Segment One: The Observers are fed up with Pearl and Bobo, and decide to dissect them. But first, in true Star Trek fashion, they force the two to do battle, apparently to the death. Pearl is armed with a deadly double-bladed karanku, and Bobo with a sea snail.

Segment Two: The Observers send the Satellite samples of their highly evolved food, which comes in the form of pills. Of course, you don't eat one, you have to eat bowl-full after heaping bowl-full, so really what is the point, I mean if you're going to have pills and all, it's kinda stupid to... you know... have to... eat... lots.

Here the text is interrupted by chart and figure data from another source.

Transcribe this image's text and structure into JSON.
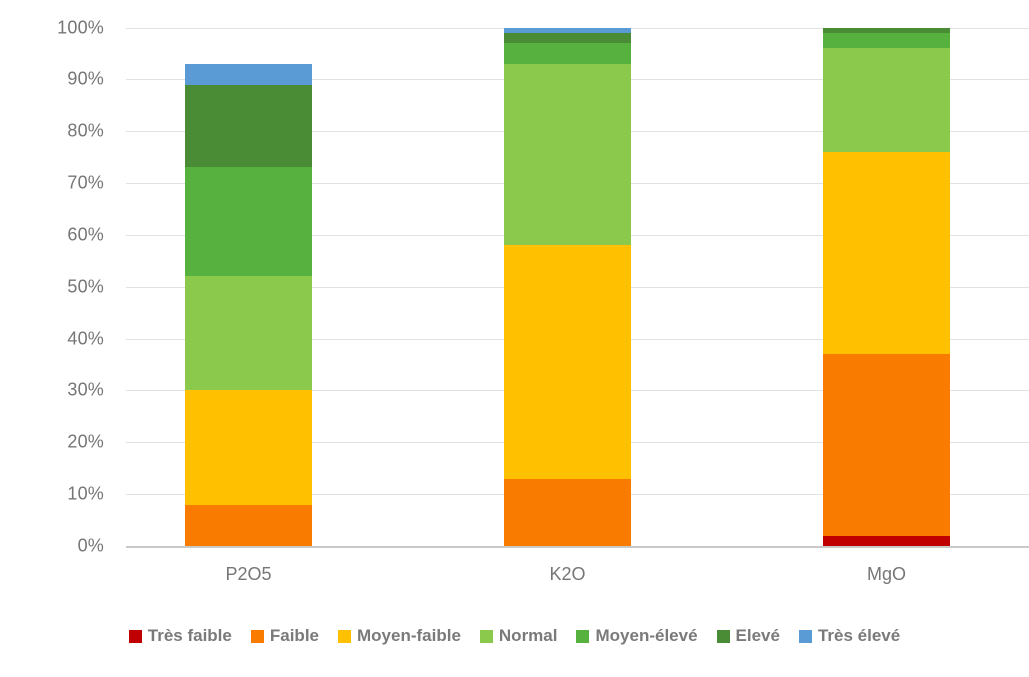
{
  "chart_data": {
    "type": "bar",
    "subtype": "stacked-percent-columns",
    "title": "",
    "xlabel": "",
    "ylabel": "",
    "ylim": [
      0,
      100
    ],
    "grid": true,
    "legend_position": "bottom",
    "categories": [
      "P2O5",
      "K2O",
      "MgO"
    ],
    "y_ticks": [
      "0%",
      "10%",
      "20%",
      "30%",
      "40%",
      "50%",
      "60%",
      "70%",
      "80%",
      "90%",
      "100%"
    ],
    "series": [
      {
        "name": "Très faible",
        "color": "#c00000",
        "values": [
          0,
          0,
          2
        ]
      },
      {
        "name": "Faible",
        "color": "#f97c00",
        "values": [
          8,
          13,
          35
        ]
      },
      {
        "name": "Moyen-faible",
        "color": "#ffc000",
        "values": [
          22,
          45,
          39
        ]
      },
      {
        "name": "Normal",
        "color": "#8bc94d",
        "values": [
          22,
          35,
          20
        ]
      },
      {
        "name": "Moyen-élevé",
        "color": "#56b13f",
        "values": [
          21,
          4,
          3
        ]
      },
      {
        "name": "Elevé",
        "color": "#4a8b35",
        "values": [
          16,
          2,
          1
        ]
      },
      {
        "name": "Très élevé",
        "color": "#5b9bd5",
        "values": [
          4,
          1,
          0
        ]
      }
    ],
    "bar_totals": [
      93,
      100,
      100
    ]
  }
}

Anyway, Mike manages to make a gourmet delight by crushing them and making them into patties, in another hilariously food-based comedy gem, from us to you.

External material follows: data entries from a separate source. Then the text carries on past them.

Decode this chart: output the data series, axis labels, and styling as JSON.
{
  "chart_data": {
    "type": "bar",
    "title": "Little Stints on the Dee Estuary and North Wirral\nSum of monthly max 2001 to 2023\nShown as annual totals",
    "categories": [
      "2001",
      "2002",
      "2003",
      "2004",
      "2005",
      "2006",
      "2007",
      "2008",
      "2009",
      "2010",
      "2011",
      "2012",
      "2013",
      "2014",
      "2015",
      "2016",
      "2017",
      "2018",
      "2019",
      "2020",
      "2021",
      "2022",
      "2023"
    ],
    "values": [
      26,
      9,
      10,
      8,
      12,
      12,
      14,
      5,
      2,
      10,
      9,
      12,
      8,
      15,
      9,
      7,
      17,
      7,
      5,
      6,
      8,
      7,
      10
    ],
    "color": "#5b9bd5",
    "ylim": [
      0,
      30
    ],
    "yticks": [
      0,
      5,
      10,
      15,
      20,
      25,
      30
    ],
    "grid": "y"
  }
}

Segment Three: Crow volunteers to hop in Mike's freshly built time machine and go back to tell Mike's family that he's all right. Crow does go back in time, and spends eleven wonderful years with Mike's family before he returns, but he had such a darn good time that he plum forgot to tell them about Mike. And he hits on Mike's old girlfriend, Ginger, whom Crow calls "Ginger Sa-NAP!"

Segment Four: The Observers, intent on demonstrating their musical prowess, favor us with an old chestnut called "When I Held Your Brain In My Arms." It's a delightful little ditty, although when they sing, the Observers sound a helluva lot like Servo covering the Ink Spots.

Segment Five: To teach the rascally libidinous Crow a lesson, Mike sets his time machine to summon the radioactive and deadly Terror from the Year 5000! To be Crow's blind date, and everyone has a good laugh and learns an important lesson.

Reflections: I really like the Observers a lot. How often do you get to write for characters who talk like Jeremy Irons, sing like the Ink Spots and carry their brains, unguarded and vulnerable, in bowls? One of my heroes, Arthur C. Clarke, has often contended that a culture of sufficiently advanced technology would seem to us indistinguishable from magic. If this is true, then perhaps Galileo, upon seeing our modern age, would think of us all as wizards. The only thing Mr. Clarke doesn't take into account is how incredibly stupid any creature might be, no matter how advanced. We try in our own humble way to offer this alternate perspective. I hope some day that Mr. Clarke might watch our little puppet show, have a good laugh and perhaps, quoting Puck, cry "Shall we their fond pageant see? / Lord what fools these mortals be!"